Approved Push Payment (APP) is becoming the most prevalent form of Authorised Fraud. It comes in three main guises – Invoice fraud, CEO fraud and Mandate fraud. Invoice fraud is perhaps the most straightforward, it involves sending a fake invoice for payment by an SME. £93 million was paid to criminals using fake invoices in the UK in 2018. Mandate fraud cons firms into updating existing regular payments to divert to different accounts. Last year, this practice cost UK businesses £100 million. CEO fraud impersonates the CEO, or other senior management figure in a firm, to demand quick payment to a fraudster. Interpol estimates that CEO fraud cost businesses $1 billion globally last year.

You would think that any of these would be easy to spot, but criminals use sophisticated social engineering techniques to create situations in which you are less likely to check invoice details. These range from timing emails to coincide with monthly payment runs, mirroring supplier invoices and logos precisely, applying time pressure and false deadlines, or even using actual events like change of address to slip fake invoices, requests to update direct debits or urgent instructions to pay a new supplier into normal business routines.

🕵️‍♀️ Educate, be vigilant and double check‌‌

Anti-fraud is everyone’s job, and everyone needs to be informed of the risk and the policies to mitigate it. Ensure everyone in your business is aware of the risks and the types of fraud. Resources such as GetSafeOnline.org and Action Fraud have detailed examples and explanations to help you spot suspicious activity. Make sure your policies are rigorously followed all the time. Where possible, reinforce them by automating payments and requiring multiple sign-offs to alter them. ‌‌

Check frequently for anomalies. Even when you pay the same invoice every month check all the details against core (ideally offline) records of the supplier’s address, telephone number and account details.

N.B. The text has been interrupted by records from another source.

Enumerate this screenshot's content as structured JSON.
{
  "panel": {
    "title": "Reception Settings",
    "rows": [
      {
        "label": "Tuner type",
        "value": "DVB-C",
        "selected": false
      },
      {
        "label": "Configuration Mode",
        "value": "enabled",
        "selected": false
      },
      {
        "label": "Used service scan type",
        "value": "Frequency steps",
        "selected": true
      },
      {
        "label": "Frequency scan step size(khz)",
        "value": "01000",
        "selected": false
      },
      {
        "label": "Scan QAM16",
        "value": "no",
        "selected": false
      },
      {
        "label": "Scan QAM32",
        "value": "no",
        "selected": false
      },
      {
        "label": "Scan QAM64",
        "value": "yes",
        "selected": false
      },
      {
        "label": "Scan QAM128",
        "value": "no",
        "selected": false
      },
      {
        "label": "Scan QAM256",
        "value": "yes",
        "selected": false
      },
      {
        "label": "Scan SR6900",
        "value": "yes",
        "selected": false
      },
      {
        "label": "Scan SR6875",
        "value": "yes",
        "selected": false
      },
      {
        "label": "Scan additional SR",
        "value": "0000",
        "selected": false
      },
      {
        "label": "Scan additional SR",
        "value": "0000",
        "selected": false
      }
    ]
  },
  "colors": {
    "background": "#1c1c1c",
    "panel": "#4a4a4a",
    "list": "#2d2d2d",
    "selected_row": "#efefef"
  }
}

If anything looks different or just ‘wrong’ in some way double check.  ‌‌

And when you check, don’t rely on replying to a suspicious  email to ask for clarification. Call. Ideally, call a known contact using a number that you have used before. Sophisticated thieves will create fake numbers, email addresses and even websites to convince you they are legitimate. Always go back to a familiar, proven  source for confirmation of new instructions. Never respond to unsolicited emails or calls asking to change details without thoroughly checking. ‌‌

We all want to get paid faster, reduce bureaucracy and time-wasting process, but as the business world continues to evolve, we must all make sure we don’t leave gaps and opportunities for fraud. A fast payment is a good payment, but a fraudulent payment hurts everyone. Fraud hurts not only your bottom line, but also your business relationships and professional  reputation. Better to pause, double and triple check and even delay a payment than to become another fraud statistic.